# Lavender to Mint Ratio



## MF-Alpines (Mar 29, 2010)

I'm going to make a soap with lavender and cornmint eo's. I currently make a Rosemary Mint soap and for a 6.875 lb batch, I use 3 oz of Rosemary and 4 oz of Cornmint. The mint is strong, but the Rosemary still comes through as it is strong, also.

Any suggestions using the same sized batch for Lavender Mint? I'd like the lavender to come through. It will be an Oatmeal Lavender Mint and I was thinking of adding honey, but if the honey makes it too hot, I'd worry that the lavender will burn off. 

So honey or no honey?
How much lavender to how much mint? I was thinking 4.5 oz lavender to 2.5 oz cornmint.

For anyone who hasn't used cornmint, it's great....I love it! A little less pungeant than peppermint, but more zip and less sweet than spearmint.
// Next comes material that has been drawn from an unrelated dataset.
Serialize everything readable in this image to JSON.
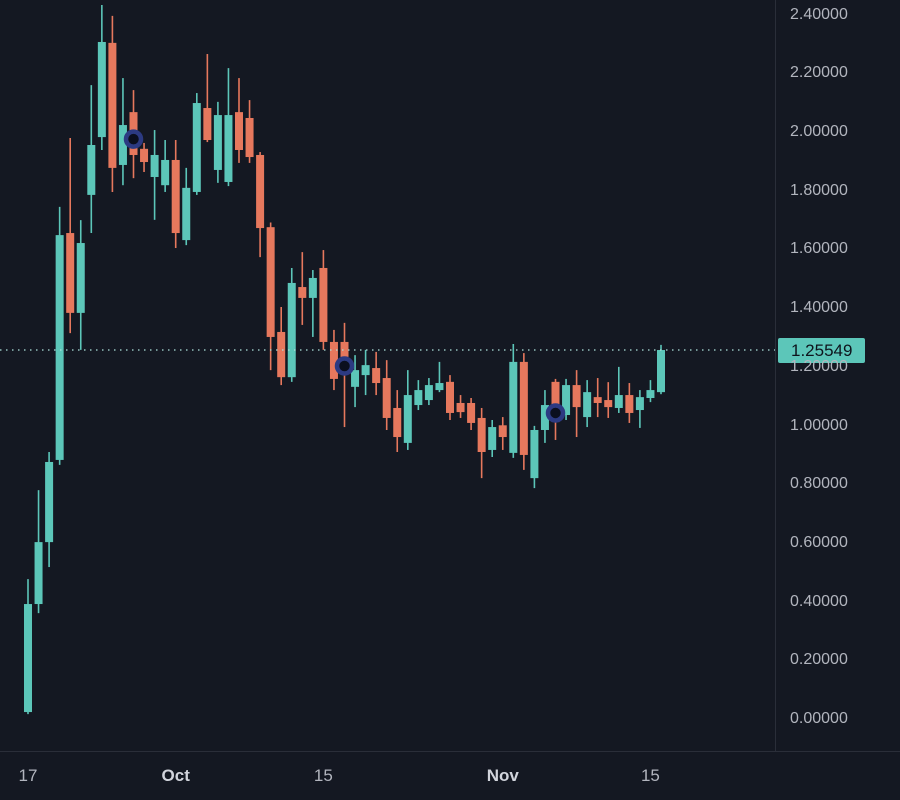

I know I'll just have to experiment, but anyone with experience or even an opinion is appreciated. Thanks.


----------



## Guest (May 16, 2011)

Take a cotton makeup pad,,, using drops, try your ratio on the cotton pad and put into a freezer zip lock baggie and smell the next day.. it will tell you where you want to be with ratio's ....


----------



## MF-Alpines (Mar 29, 2010)

Oh, I've heard of that. Haven't tried.

Thanks, Barb.


----------



## faithfarm (May 10, 2010)

For a 7 lb batch I use 3.5 oz lavender and 1.5 oz cornmint/peppermint.


----------



## NubianSoaps.com (Oct 26, 2007)

For my essential oils if I used that much percentage of mint it would overpower the lavander. Part of my line is a Mint Julep bar that has green mica in it...so I chop some of it up and add it to a lavender based soap, it's pretty and makes my soap and essential oils do double and triple duty. Vicki


----------